Stainless Steel Technical Guide

The martensitic class of stainless steels shown in Figure 7 depend primarily on Cr from 11.5 to 18% as the major alloying element. This class and the ferritic stainless steel class share the AISI 400 numbering series. They are sometimes referred to as straight chromium grades. In contrast, the austenitic stainless steels are essentially chromium- nickel alloys; they are covered by the AISI 300 series for most standard compositions of wrought products. AISI 410, the principal alloy of the martensitic class, ranges 11.5 to 13.5% Cr. However, the relatively new 13Cr / 4.5Ni / .5Mo low carbon casting grade CA-6NM, provides higher strength, increased toughness, better weldability and greater corrosion resistance than the CA-15 (Type 410) casting grade.

Martensitic stainless steels exhibit magnetic properties similar to those of plain carbon steels and, therefore, are also subject to arc blow in welding. Unlike mild steels, they are air-hardening when allowed to cool rapidly from the austenitizing temperature range (1600-1850°F) where the austenite phase is predominant.

Austenitizing temperatures are reached in the heat-affected zones of weldments and subsequent cooling occurs at rates sufficient to produce martensite. In the annealed condition martensitic stainless steels have basically a ferritic microstructure with dispersed chromium carbides (See Figure 5 and Figure 6).

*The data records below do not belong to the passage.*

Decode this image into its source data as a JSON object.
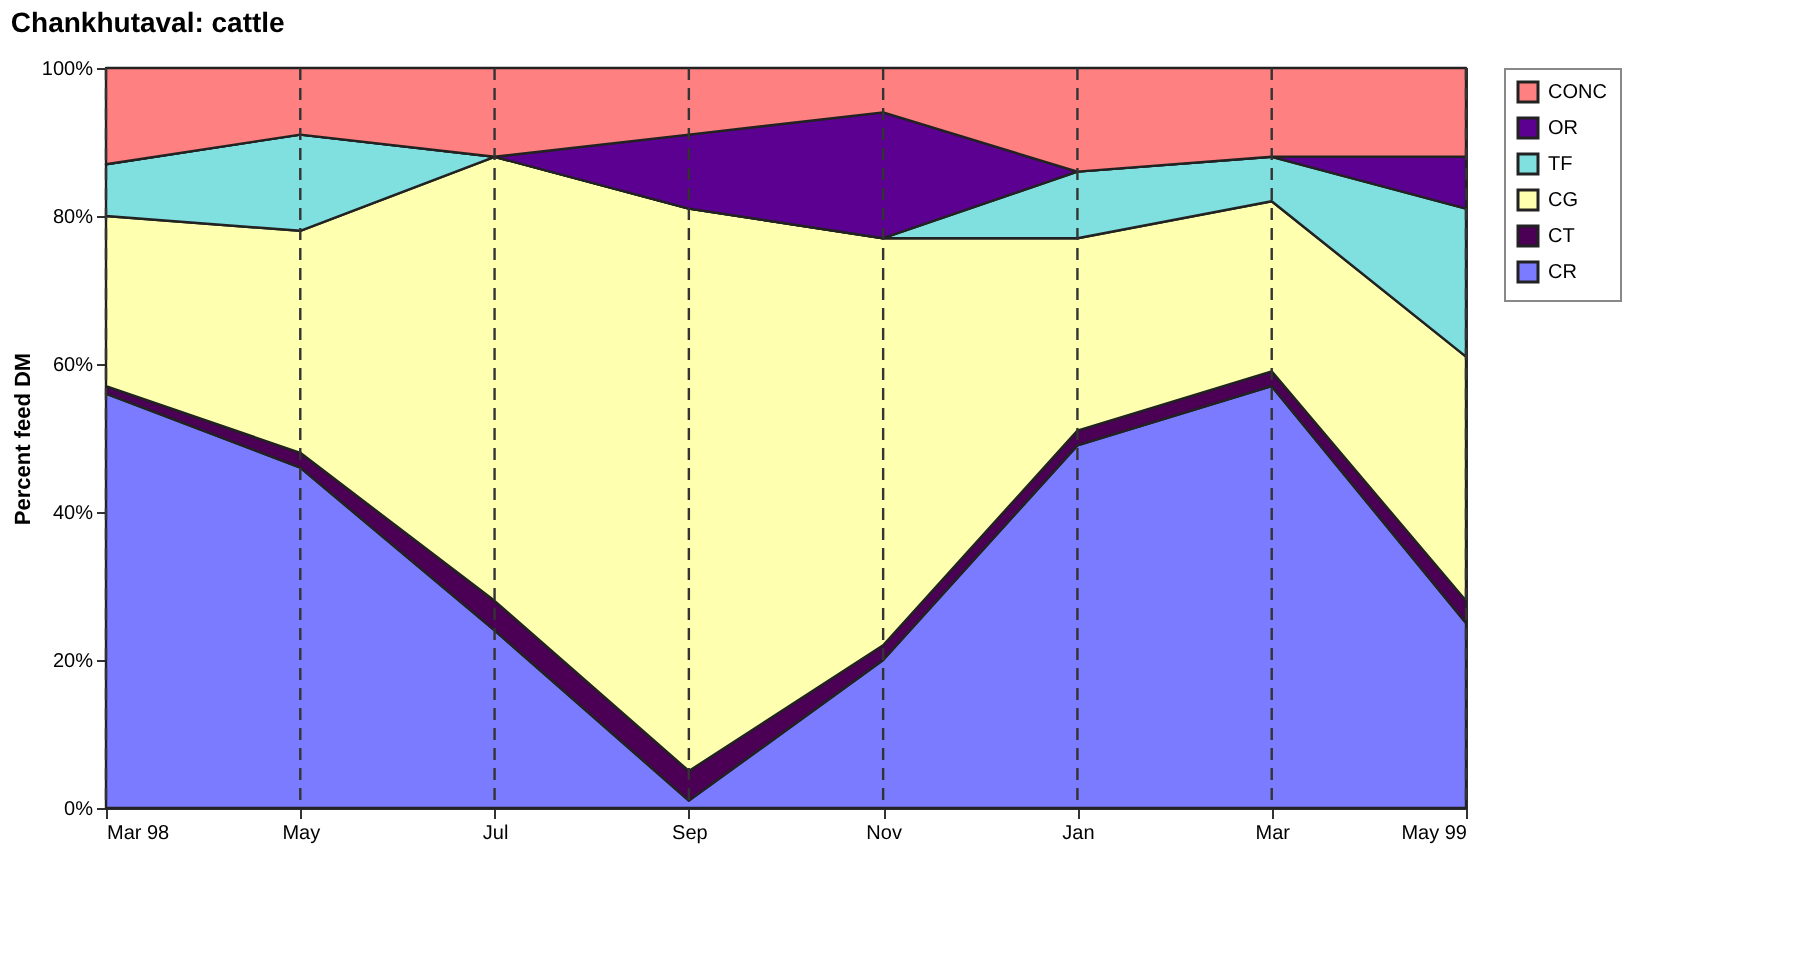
{
  "chart_data": {
    "type": "area",
    "stacked": true,
    "title": "Chankhutaval: cattle",
    "ylabel": "Percent feed DM",
    "categories": [
      "Mar 98",
      "May",
      "Jul",
      "Sep",
      "Nov",
      "Jan",
      "Mar",
      "May 99"
    ],
    "series": [
      {
        "name": "CR",
        "color": "#7b7bff",
        "values": [
          56,
          46,
          24,
          1,
          20,
          49,
          57,
          25
        ]
      },
      {
        "name": "CT",
        "color": "#4b0055",
        "values": [
          1,
          2,
          4,
          4,
          2,
          2,
          2,
          3
        ]
      },
      {
        "name": "CG",
        "color": "#ffffb0",
        "values": [
          23,
          30,
          60,
          76,
          55,
          26,
          23,
          33
        ]
      },
      {
        "name": "TF",
        "color": "#80e0e0",
        "values": [
          7,
          13,
          0,
          0,
          0,
          9,
          6,
          20
        ]
      },
      {
        "name": "OR",
        "color": "#5b0090",
        "values": [
          0,
          0,
          0,
          10,
          17,
          0,
          0,
          7
        ]
      },
      {
        "name": "CONC",
        "color": "#ff8080",
        "values": [
          13,
          9,
          12,
          9,
          6,
          14,
          12,
          12
        ]
      }
    ],
    "ylim": [
      0,
      100
    ],
    "yticks": [
      {
        "value": 0,
        "label": "0%"
      },
      {
        "value": 20,
        "label": "20%"
      },
      {
        "value": 40,
        "label": "40%"
      },
      {
        "value": 60,
        "label": "60%"
      },
      {
        "value": 80,
        "label": "80%"
      },
      {
        "value": 100,
        "label": "100%"
      }
    ],
    "grid": "x",
    "legend": "right"
  }
}
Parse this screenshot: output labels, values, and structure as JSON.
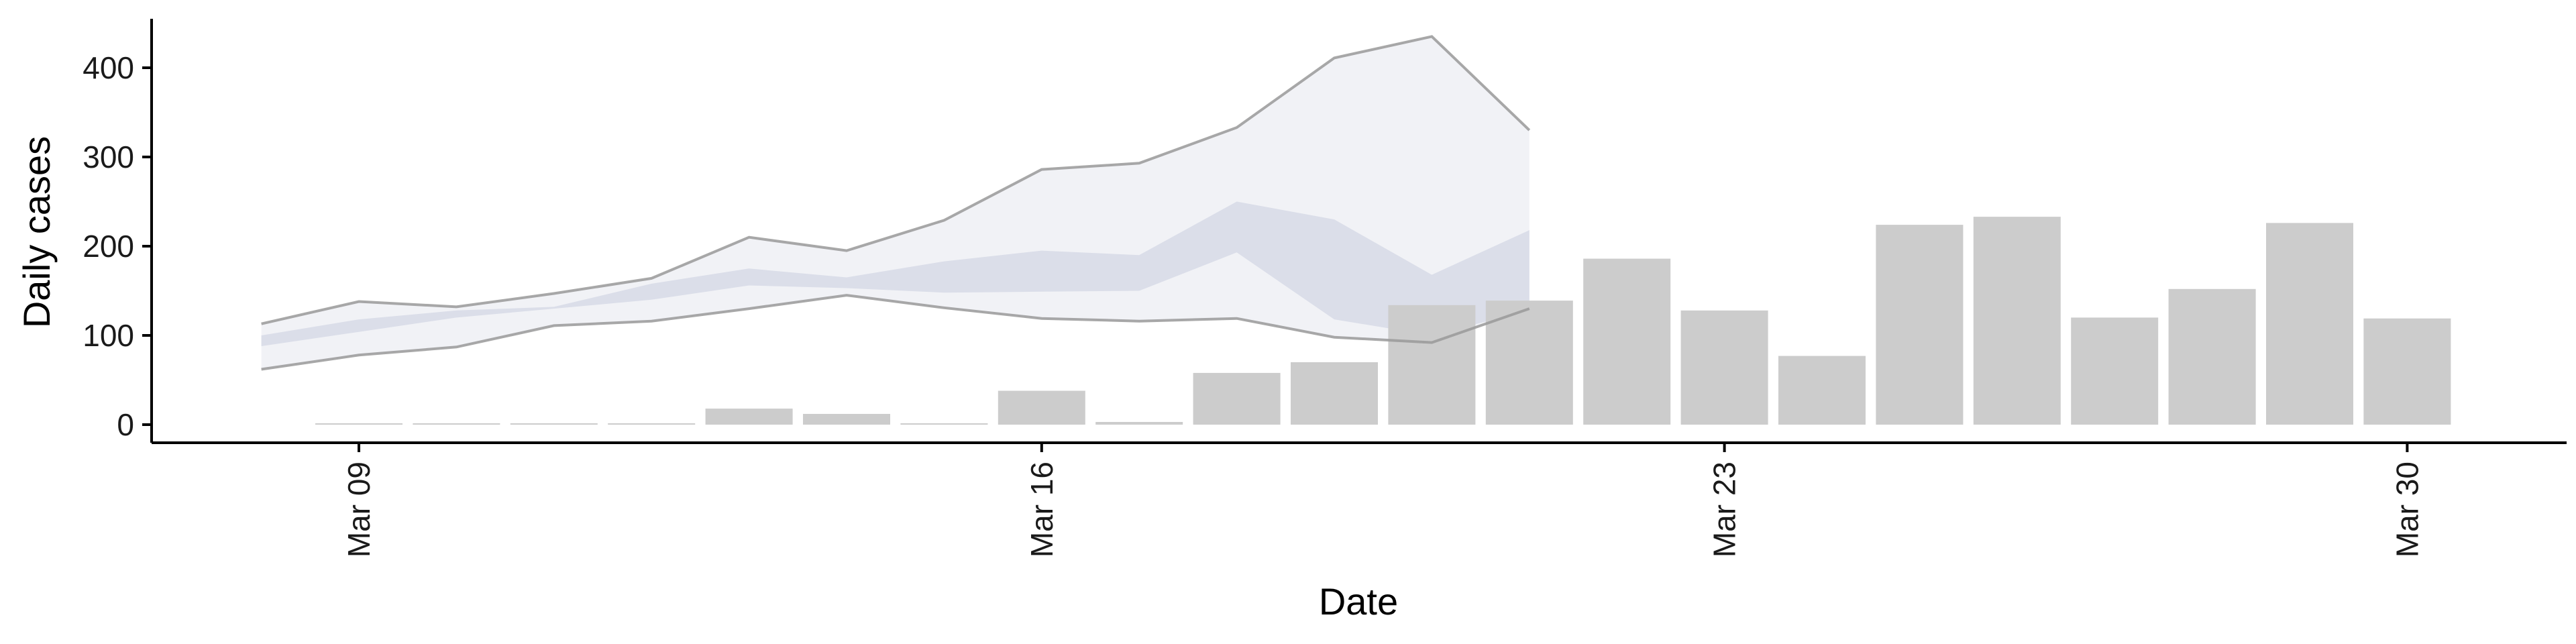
{
  "chart_data": {
    "type": "bar",
    "xlabel": "Date",
    "ylabel": "Daily cases",
    "ylim": [
      -20,
      455
    ],
    "y_ticks": [
      0,
      100,
      200,
      300,
      400
    ],
    "x_ticks": [
      {
        "date": "2020-03-09",
        "label": "Mar 09"
      },
      {
        "date": "2020-03-16",
        "label": "Mar 16"
      },
      {
        "date": "2020-03-23",
        "label": "Mar 23"
      },
      {
        "date": "2020-03-30",
        "label": "Mar 30"
      }
    ],
    "grid": false,
    "legend": "none",
    "bars": {
      "name": "Daily cases",
      "color": "#cccccc",
      "dates": [
        "2020-03-09",
        "2020-03-10",
        "2020-03-11",
        "2020-03-12",
        "2020-03-13",
        "2020-03-14",
        "2020-03-15",
        "2020-03-16",
        "2020-03-17",
        "2020-03-18",
        "2020-03-19",
        "2020-03-20",
        "2020-03-21",
        "2020-03-22",
        "2020-03-23",
        "2020-03-24",
        "2020-03-25",
        "2020-03-26",
        "2020-03-27",
        "2020-03-28",
        "2020-03-29",
        "2020-03-30"
      ],
      "values": [
        1,
        0,
        1,
        0,
        18,
        12,
        0,
        38,
        3,
        58,
        70,
        134,
        139,
        186,
        128,
        77,
        224,
        233,
        120,
        152,
        226,
        119
      ]
    },
    "bands": [
      {
        "name": "outer",
        "fill": "#eef0f5",
        "line": "#999999",
        "dates": [
          "2020-03-08",
          "2020-03-09",
          "2020-03-10",
          "2020-03-11",
          "2020-03-12",
          "2020-03-13",
          "2020-03-14",
          "2020-03-15",
          "2020-03-16",
          "2020-03-17",
          "2020-03-18",
          "2020-03-19",
          "2020-03-20",
          "2020-03-21"
        ],
        "upper": [
          113,
          138,
          132,
          147,
          164,
          210,
          195,
          229,
          286,
          293,
          333,
          411,
          435,
          330
        ],
        "lower": [
          62,
          78,
          87,
          111,
          116,
          130,
          145,
          131,
          119,
          116,
          119,
          98,
          92,
          130
        ]
      },
      {
        "name": "inner",
        "fill": "#d8dce8",
        "dates": [
          "2020-03-08",
          "2020-03-09",
          "2020-03-10",
          "2020-03-11",
          "2020-03-12",
          "2020-03-13",
          "2020-03-14",
          "2020-03-15",
          "2020-03-16",
          "2020-03-17",
          "2020-03-18",
          "2020-03-19",
          "2020-03-20",
          "2020-03-21"
        ],
        "upper": [
          100,
          118,
          128,
          132,
          158,
          175,
          165,
          183,
          195,
          190,
          250,
          230,
          168,
          218
        ],
        "lower": [
          88,
          104,
          120,
          130,
          140,
          156,
          153,
          148,
          149,
          150,
          193,
          118,
          100,
          128
        ]
      }
    ]
  }
}
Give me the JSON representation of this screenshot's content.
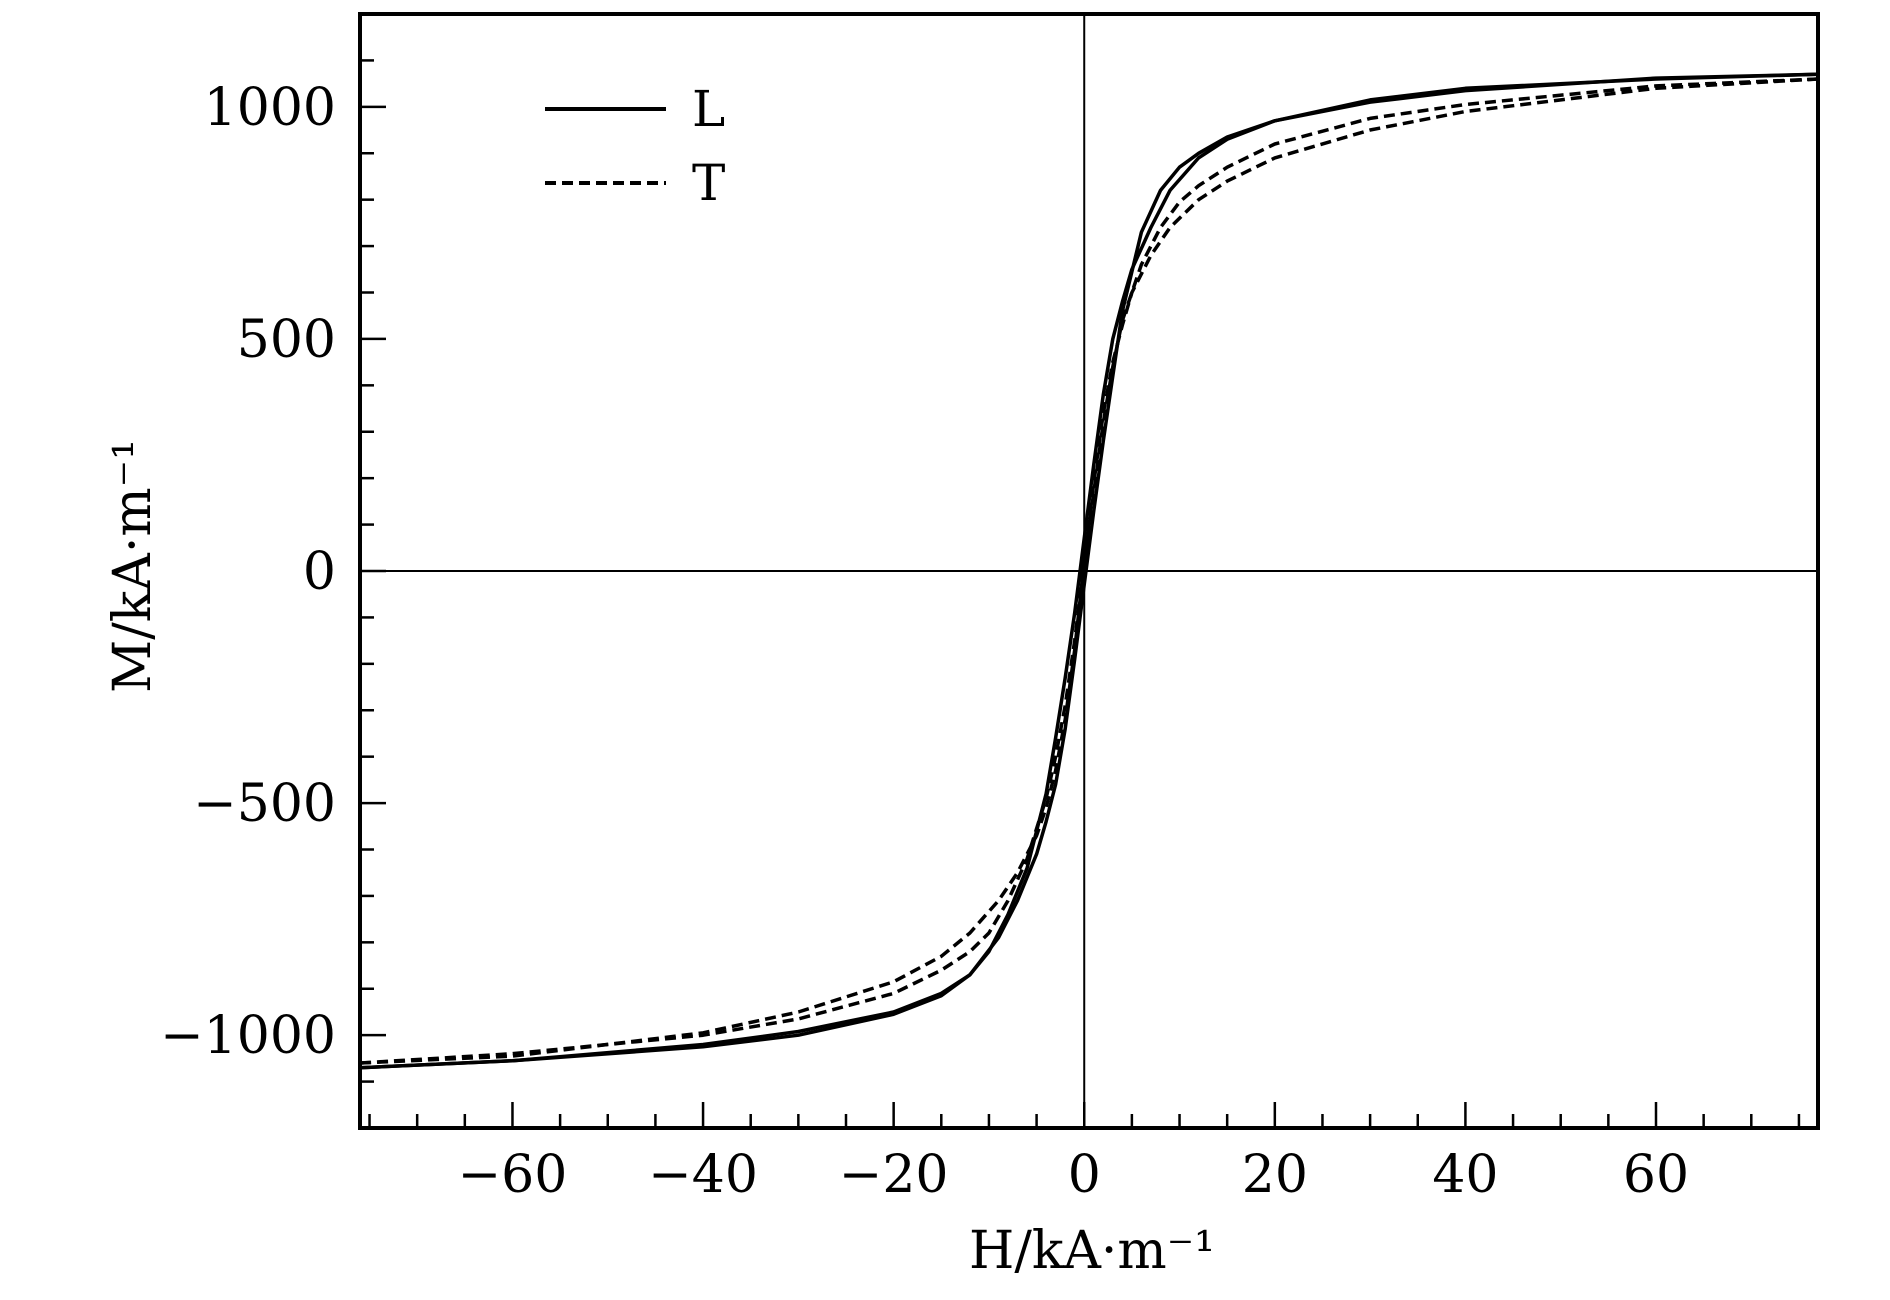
{
  "chart_data": {
    "type": "line",
    "xlabel": "H/kA·m⁻¹",
    "ylabel": "M/kA·m⁻¹",
    "xlim": [
      -76,
      77
    ],
    "ylim": [
      -1200,
      1200
    ],
    "xticks": [
      -60,
      -40,
      -20,
      0,
      20,
      40,
      60
    ],
    "xtick_labels": [
      "−60",
      "−40",
      "−20",
      "0",
      "20",
      "40",
      "60"
    ],
    "yticks": [
      -1000,
      -500,
      0,
      500,
      1000
    ],
    "ytick_labels": [
      "−1000",
      "−500",
      "0",
      "500",
      "1000"
    ],
    "grid": false,
    "zero_lines": true,
    "legend_position": "top-left",
    "series": [
      {
        "name": "L",
        "style": "solid",
        "branches": [
          {
            "x": [
              -76,
              -60,
              -40,
              -30,
              -20,
              -15,
              -12,
              -10,
              -8,
              -6,
              -4,
              -3,
              -2,
              -1,
              0,
              1,
              2,
              3,
              4,
              5,
              7,
              9,
              12,
              15,
              20,
              30,
              40,
              60,
              77
            ],
            "y": [
              -1070,
              -1055,
              -1020,
              -992,
              -950,
              -910,
              -870,
              -820,
              -740,
              -640,
              -480,
              -360,
              -230,
              -90,
              70,
              230,
              380,
              500,
              580,
              650,
              740,
              820,
              890,
              930,
              970,
              1015,
              1040,
              1060,
              1070
            ]
          },
          {
            "x": [
              77,
              60,
              40,
              30,
              20,
              15,
              12,
              10,
              8,
              6,
              4,
              3,
              2,
              1,
              0,
              -1,
              -2,
              -3,
              -4,
              -5,
              -7,
              -9,
              -12,
              -15,
              -20,
              -30,
              -40,
              -60,
              -76
            ],
            "y": [
              1070,
              1062,
              1035,
              1010,
              970,
              935,
              900,
              870,
              820,
              730,
              560,
              420,
              280,
              130,
              -30,
              -190,
              -340,
              -460,
              -540,
              -610,
              -710,
              -790,
              -870,
              -915,
              -955,
              -1000,
              -1025,
              -1055,
              -1070
            ]
          }
        ]
      },
      {
        "name": "T",
        "style": "dashed",
        "branches": [
          {
            "x": [
              -76,
              -60,
              -40,
              -30,
              -20,
              -15,
              -12,
              -10,
              -8,
              -6,
              -4,
              -3,
              -2,
              -1,
              0,
              1,
              2,
              3,
              4,
              5,
              7,
              9,
              12,
              15,
              20,
              30,
              40,
              60,
              77
            ],
            "y": [
              -1060,
              -1040,
              -1000,
              -965,
              -910,
              -860,
              -820,
              -780,
              -710,
              -620,
              -490,
              -400,
              -290,
              -150,
              20,
              190,
              340,
              450,
              530,
              600,
              680,
              740,
              800,
              840,
              890,
              950,
              990,
              1040,
              1060
            ]
          },
          {
            "x": [
              77,
              60,
              40,
              30,
              20,
              15,
              12,
              10,
              8,
              6,
              4,
              3,
              2,
              1,
              0,
              -1,
              -2,
              -3,
              -4,
              -5,
              -7,
              -9,
              -12,
              -15,
              -20,
              -30,
              -40,
              -60,
              -76
            ],
            "y": [
              1060,
              1045,
              1005,
              975,
              920,
              870,
              830,
              795,
              740,
              660,
              540,
              440,
              320,
              170,
              20,
              -170,
              -320,
              -430,
              -510,
              -570,
              -650,
              -710,
              -780,
              -830,
              -885,
              -950,
              -995,
              -1045,
              -1060
            ]
          }
        ]
      }
    ]
  }
}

Carbon and chromium in the martensitic stainless steels act in concert to prevent transformation of austenite to ferrite during rapid cooling. The result is the distorted BCT structure called martensite (body- centered tetragonal — like BCC but elongated in one direction). The heat- affected zone on either side of a weldment will develop the hard, brittle martensite phase and, unless local preheating is practiced, may develop cracks due to shrinkage stresses and hydrogen. The hardness of the heat-affected zone depends primarily on the carbon content of the base metal. Increased hardness results in decreased toughness and more susceptibility to cracking. Although the most suitable preheat and interpass temperature will depend on carbon content, the mass of the joint, degree of restraint and the filler metal composition, temperatures of 400-600°F are commonly specified.

From the foregoing, it is obvious that prolonged heating of ferritic stainless steels within the 700-1700°F range should be avoided. Welding heat input should be minimized and slow cooling from welding avoided. Despite this, preheating of 300-450°F is recommended for welding when thickness exceeds about 1/4”, since ductility of the base metal is improved in that temperature range — particularly in the heat- affected zone which may contain some martensite.

Postweld heating of the low chromium ferritic stainless steels at 1450 to 1550°F will assure a wholly ferritic structure and partially restore mechanical properties and corrosion resistance that may have been adversely affected by the welding temperatures. However, exposure within this temperature range will quickly produce embrittling sigma phase in the higher chromium alloys such as 444 or 26-1. To minimize distortion, cooling may be done in the furnace down to no lower than 1100°F but prolonged exposure in the 1050-750°F range should be avoided due to 885°F brittleness.

Because of embrittlement problems, the ferritic stainless steels are not considered readily weldable and are used primarily for nonstructural applications. They are recommended for resistance to chloride stress- corrosion cracking, corrosion in aqueous media, oxidation at high temperature and pitting and crevice corrosion in chloride media. Applications include automobile exhaust equipment, radiator tanks, catalytic reactors, culverts, dry fertilizer tanks and animal containment housings. Type 430 is used for decorative trim, nitric acid tanks and annealing baskets. Type 442 is used for components requiring protection from scaling at high temperatures such as furnace parts, nozzles and combustion chambers.

Matching metals for most ferritic stainless steels are not readily available. The 409 and 439 are available from some manufacturers as a tubular metal cored product. They are primarily used in automotive exhaust welding applications. Austenitic filler metals such as 309, 310 and 312 are often used where the application can reconcile the different corrosion-resistant characteristics and the greater coefficients of linear expansion of the austenitic grades. Where postweld annealing at 1450°F is specified, the austenitic filler metal should be either a stabilized or low carbon grade to avoid carbide precipitation. See page 14 for discussion on carbide precipitation.

Solid wires for GMAW or GTAW are available in 410 and 430 compositions.